Entre Mendoza e Ribeirão Preto
Entre similaridades e vicissitudes, a grande Mendoza (cerca de 800 mil habitantes) na Argentina e Ribeirão Preto ( 605 mil habitantes) permitem comparações para o turista despretensioso que mora em uma e visita a outra por conta própria, sem compromisso com o turismo oficial. Mendoza, no norte da Argentina, nas barbas da Cordilheira dos Andes, foi erguida no meio de um deserto, um lugar onde de dia faz um calor escaldante e de noite um frio de rachar. No inverno, as temperaturas caem abaixo de zero. Como não foi privilegiada pela natureza com a abundante oferta de água do Aquífero Guarani, a população da cidade economiza a água represada em um dique. A neve que derrete nas montanhas é a única fonte de abastecimento para a população e para a produção agrícola. A chuva é um fenômeno raro, menos de 300 mm por ano. Os argentinos de Mendoza costumam brincar que a chuva é algo tão excepcional que quando aparece alguma nuvem, eles pegam as máquinas fotográficas e aproveitam “para sacar una foto”.
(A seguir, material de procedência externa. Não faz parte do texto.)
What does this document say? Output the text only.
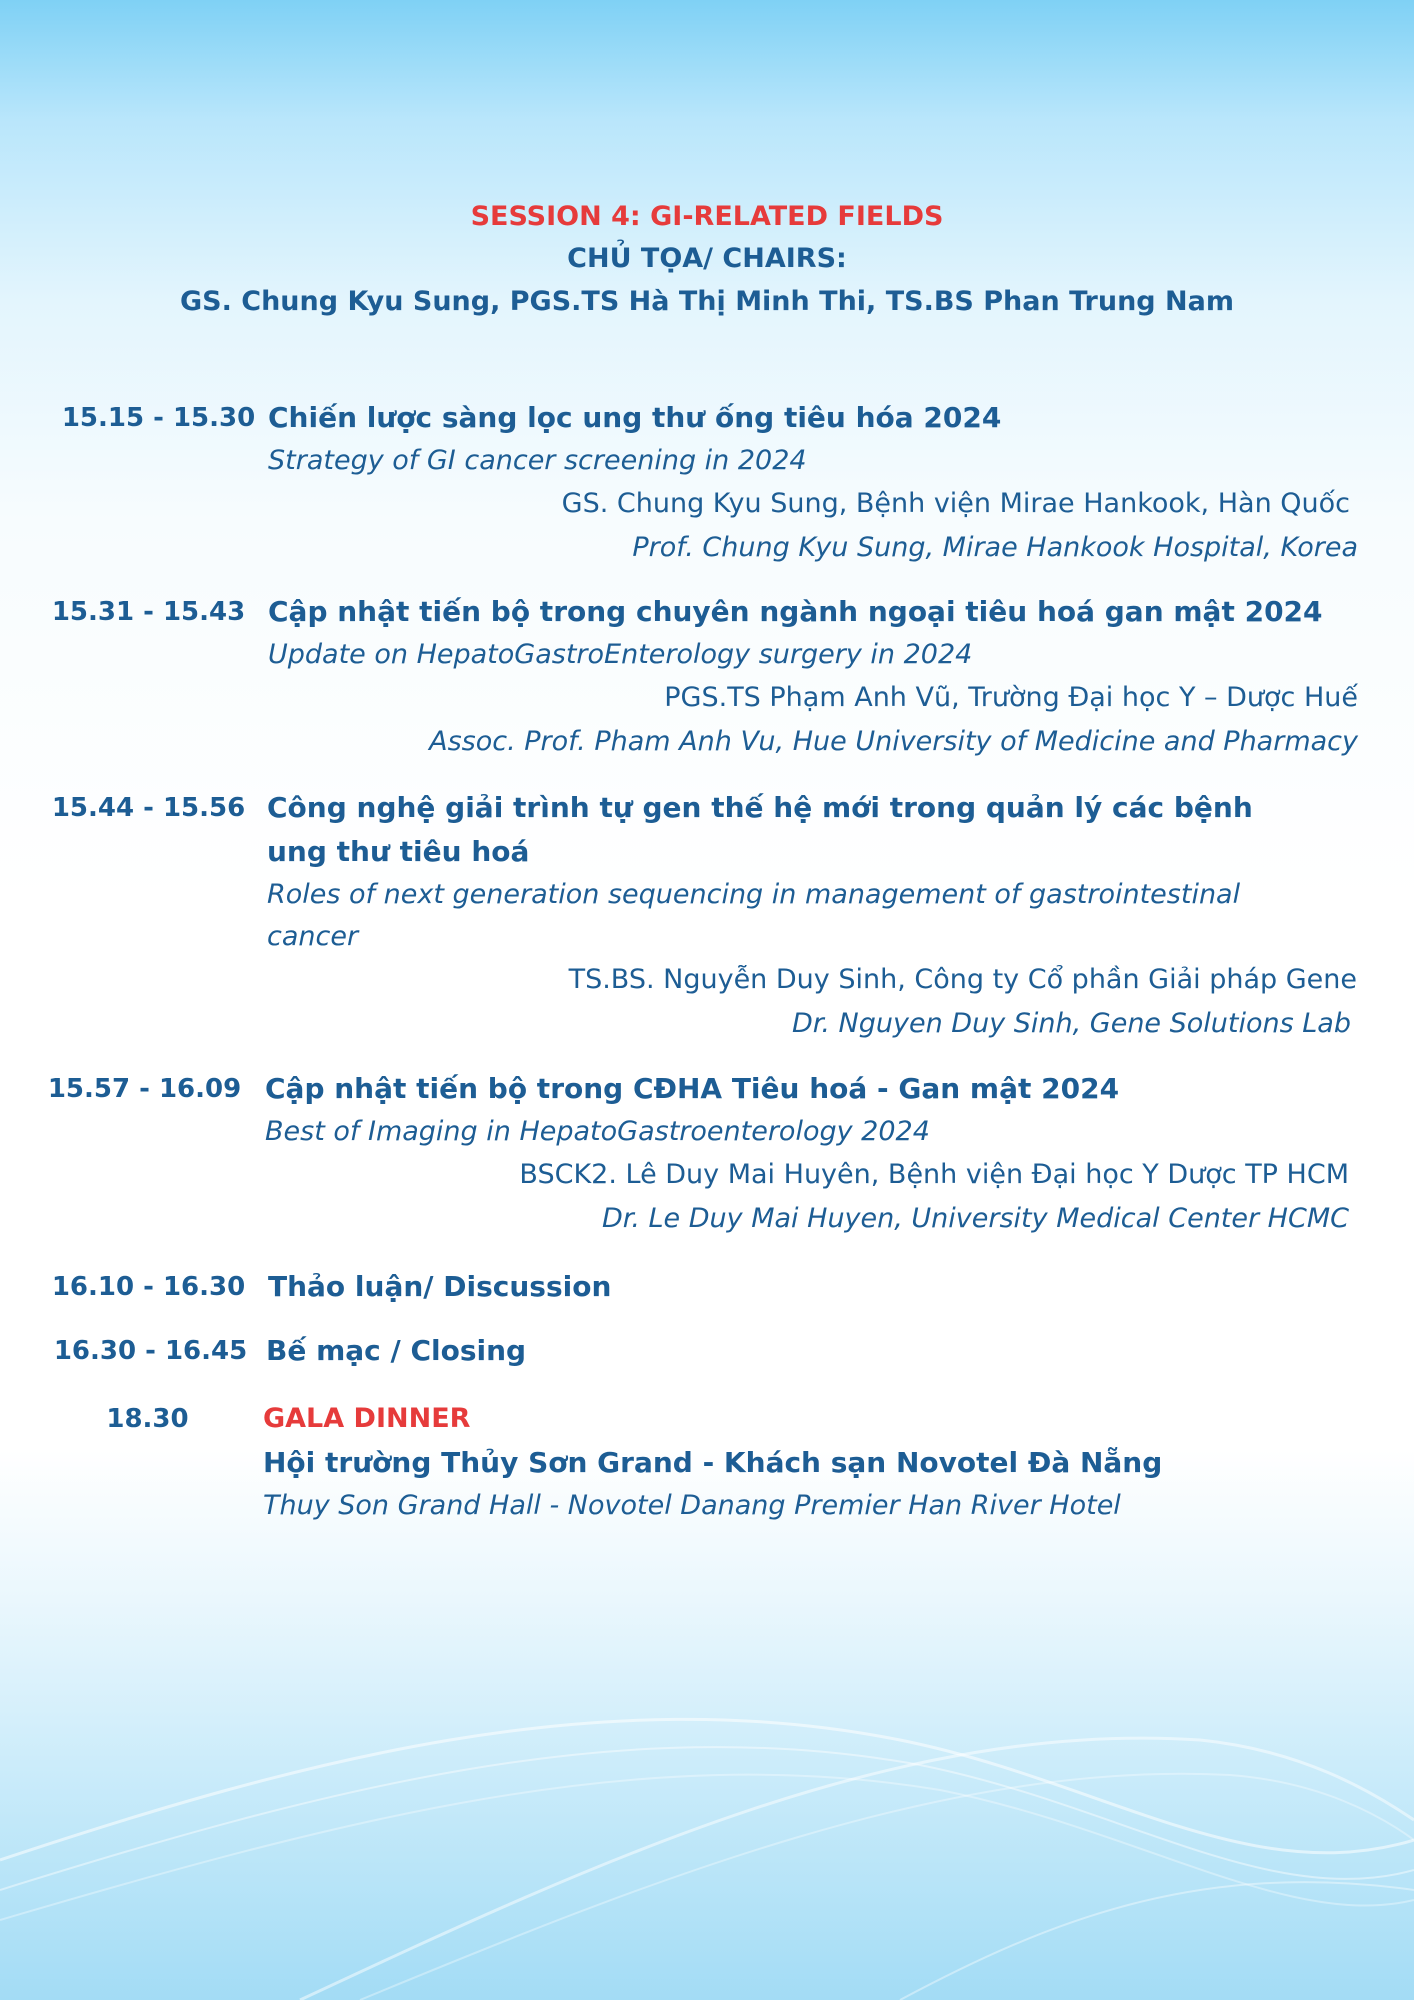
SESSION 4: GI-RELATED FIELDS
CHỦ TỌA/ CHAIRS:
GS. Chung Kyu Sung, PGS.TS Hà Thị Minh Thi, TS.BS Phan Trung Nam
15.15 - 15.30 Chiến lược sàng lọc ung thư ống tiêu hóa 2024
Strategy of GI cancer screening in 2024
GS. Chung Kyu Sung, Bệnh viện Mirae Hankook, Hàn Quốc
Prof. Chung Kyu Sung, Mirae Hankook Hospital, Korea
15.31 - 15.43 Cập nhật tiến bộ trong chuyên ngành ngoại tiêu hoá gan mật 2024
Update on HepatoGastroEnterology surgery in 2024
PGS.TS Phạm Anh Vũ, Trường Đại học Y – Dược Huế
Assoc. Prof. Pham Anh Vu, Hue University of Medicine and Pharmacy
15.44 - 15.56 Công nghệ giải trình tự gen thế hệ mới trong quản lý các bệnh ung thư tiêu hoá
Roles of next generation sequencing in management of gastrointestinal cancer
TS.BS. Nguyễn Duy Sinh, Công ty Cổ phần Giải pháp Gene
Dr. Nguyen Duy Sinh, Gene Solutions Lab
15.57 - 16.09 Cập nhật tiến bộ trong CĐHA Tiêu hoá - Gan mật 2024
Best of Imaging in HepatoGastroenterology 2024
BSCK2. Lê Duy Mai Huyên, Bệnh viện Đại học Y Dược TP HCM
Dr. Le Duy Mai Huyen, University Medical Center HCMC
16.10 - 16.30 Thảo luận/ Discussion
16.30 - 16.45 Bế mạc / Closing
18.30	GALA DINNER
Hội trường Thủy Sơn Grand - Khách sạn Novotel Đà Nẵng
Thuy Son Grand Hall - Novotel Danang Premier Han River Hotel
Com o aquecimento global, o volume de neve está diminuindo na Cordilheira e, talvez por isso, em Mendoza não se vê ninguém lavando calçadas compulsivamente. Esta semana, a imprensa de Ribeirão Preto divulgou que o reservatório de água do Daerp, no bairro Alexandre Balbo, na zona norte, tem pelo menos 10 furos e a água vaza constantemente há pelo menos cinco anos. As fotos mostravam um reservatório que mais parecia uma cascata com o doloroso chuá do desperdício.
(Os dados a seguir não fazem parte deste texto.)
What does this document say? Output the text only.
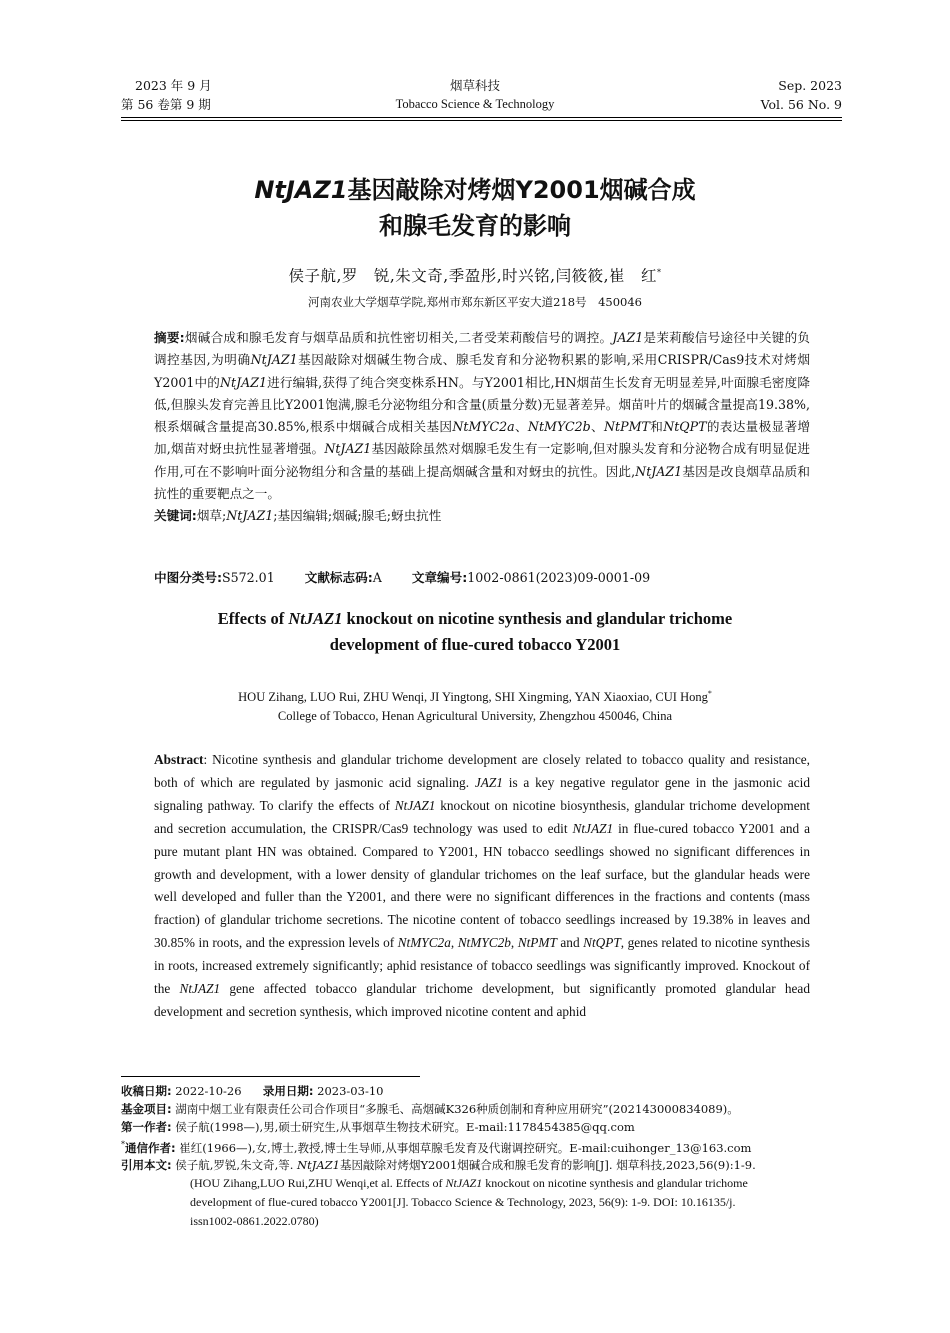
2023 年 9 月
第 56 卷第 9 期
烟草科技
Tobacco Science & Technology
Sep. 2023
Vol. 56 No. 9
NtJAZ1基因敲除对烤烟Y2001烟碱合成
和腺毛发育的影响
侯子航,罗　锐,朱文奇,季盈彤,时兴铭,闫筱筱,崔　红*
河南农业大学烟草学院,郑州市郑东新区平安大道218号　450046
摘要:烟碱合成和腺毛发育与烟草品质和抗性密切相关,二者受茉莉酸信号的调控。JAZ1是茉莉酸信号途径中关键的负调控基因,为明确NtJAZ1基因敲除对烟碱生物合成、腺毛发育和分泌物积累的影响,采用CRISPR/Cas9技术对烤烟Y2001中的NtJAZ1进行编辑,获得了纯合突变株系HN。与Y2001相比,HN烟苗生长发育无明显差异,叶面腺毛密度降低,但腺头发育完善且比Y2001饱满,腺毛分泌物组分和含量(质量分数)无显著差异。烟苗叶片的烟碱含量提高19.38%,根系烟碱含量提高30.85%,根系中烟碱合成相关基因NtMYC2a、NtMYC2b、NtPMT和NtQPT的表达量极显著增加,烟苗对蚜虫抗性显著增强。NtJAZ1基因敲除虽然对烟腺毛发生有一定影响,但对腺头发育和分泌物合成有明显促进作用,可在不影响叶面分泌物组分和含量的基础上提高烟碱含量和对蚜虫的抗性。因此,NtJAZ1基因是改良烟草品质和抗性的重要靶点之一。
关键词:烟草;NtJAZ1;基因编辑;烟碱;腺毛;蚜虫抗性
中图分类号:S572.01 文献标志码:A 文章编号:1002-0861(2023)09-0001-09
Effects of NtJAZ1 knockout on nicotine synthesis and glandular trichome
development of flue-cured tobacco Y2001
HOU Zihang, LUO Rui, ZHU Wenqi, JI Yingtong, SHI Xingming, YAN Xiaoxiao, CUI Hong*
College of Tobacco, Henan Agricultural University, Zhengzhou 450046, China
Abstract: Nicotine synthesis and glandular trichome development are closely related to tobacco quality and resistance, both of which are regulated by jasmonic acid signaling. JAZ1 is a key negative regulator gene in the jasmonic acid signaling pathway. To clarify the effects of NtJAZ1 knockout on nicotine biosynthesis, glandular trichome development and secretion accumulation, the CRISPR/Cas9 technology was used to edit NtJAZ1 in flue-cured tobacco Y2001 and a pure mutant plant HN was obtained. Compared to Y2001, HN tobacco seedlings showed no significant differences in growth and development, with a lower density of glandular trichomes on the leaf surface, but the glandular heads were well developed and fuller than the Y2001, and there were no significant differences in the fractions and contents (mass fraction) of glandular trichome secretions. The nicotine content of tobacco seedlings increased by 19.38% in leaves and 30.85% in roots, and the expression levels of NtMYC2a, NtMYC2b, NtPMT and NtQPT, genes related to nicotine synthesis in roots, increased extremely significantly; aphid resistance of tobacco seedlings was significantly improved. Knockout of the NtJAZ1 gene affected tobacco glandular trichome development, but significantly promoted glandular head development and secretion synthesis, which improved nicotine content and aphid
收稿日期: 2022-10-26 录用日期: 2023-03-10
基金项目: 湖南中烟工业有限责任公司合作项目“多腺毛、高烟碱K326种质创制和育种应用研究”(202143000834089)。
第一作者: 侯子航(1998—),男,硕士研究生,从事烟草生物技术研究。E-mail:1178454385@qq.com
*通信作者: 崔红(1966—),女,博士,教授,博士生导师,从事烟草腺毛发育及代谢调控研究。E-mail:cuihonger_13@163.com
引用本文: 侯子航,罗锐,朱文奇,等. NtJAZ1基因敲除对烤烟Y2001烟碱合成和腺毛发育的影响[J]. 烟草科技,2023,56(9):1-9.
(HOU Zihang,LUO Rui,ZHU Wenqi,et al. Effects of NtJAZ1 knockout on nicotine synthesis and glandular trichome
development of flue-cured tobacco Y2001[J]. Tobacco Science & Technology, 2023, 56(9): 1-9. DOI: 10.16135/j.
issn1002-0861.2022.0780)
Depois de 155 anos de fundação, os moradores de Ribeirão Preto convivem com um calor infernal, segundo os especialistas, fruto do enorme passivo verde que as sucessivas administrações municipais não conseguiram resolver, desde o início dos anos 90, época em que a questão ambiental ganhou prioridade no cenário mundial com a Eco-92.
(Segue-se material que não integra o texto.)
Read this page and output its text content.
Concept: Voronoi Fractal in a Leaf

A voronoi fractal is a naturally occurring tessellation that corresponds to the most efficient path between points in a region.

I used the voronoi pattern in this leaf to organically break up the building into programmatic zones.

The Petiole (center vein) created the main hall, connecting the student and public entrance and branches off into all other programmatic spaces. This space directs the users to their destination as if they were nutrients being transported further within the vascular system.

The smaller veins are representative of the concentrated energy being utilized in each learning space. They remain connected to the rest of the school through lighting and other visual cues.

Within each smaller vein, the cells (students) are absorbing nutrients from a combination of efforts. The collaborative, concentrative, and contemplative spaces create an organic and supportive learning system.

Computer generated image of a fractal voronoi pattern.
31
Previdentes, quando fundaram Mendoza, os pioneiros projetaram estrategicamente uma cidade com várias praças devidamente arborizadas que até hoje são regadas diariamente para que a vegetação esteja sempre verde e com aspecto de dar inveja. Difícil encontrar uma rua nessa metrópole dos vizinhos que não esteja arborizada. No centro da cidade, o céu tem a cor verde e pelo lado das calçadas correm pequenos canais que fazem a irrigação das árvores.
A cidade ainda tem mais alguns atrativos bem interessantes que chamam a atenção de quem chega de fora. Com mais de 1.000 vinícolas espalhadas pelas redondezas, a região responde por 70% da produção de vinhos da Argentina, que diga-se de passagem são de excelente qualidade, principalmente os do varietal malbec. Que os “hermanos” não leiam, mas o churrasco argentino corre parelho com o gaúcho. A macia carne do bife de chorizo vem acompanhada de verduras grelhadas no fogo: cebola, batata, beterraba, abóbora e “otras cositas más”. A entrada pode ser a caseira “empanada”, um pastel de carne moída assado em forno de pizza. Cada iguaria sempre vem acompanhada da variedade de vinho mais apropriada. De sobremesa, o tradicional “flan”, um pudim que vai bem com “dulce de leche”. Dependendo do lugar, tudo isso pode ser degustado com uma deslumbrante vista da imponente Cordilheira dos Andes, uma gigantesca cadeia de montanhas com 8.000 km de extensão, uma obra de arte que a natureza demorou milhões de anos para esculpir.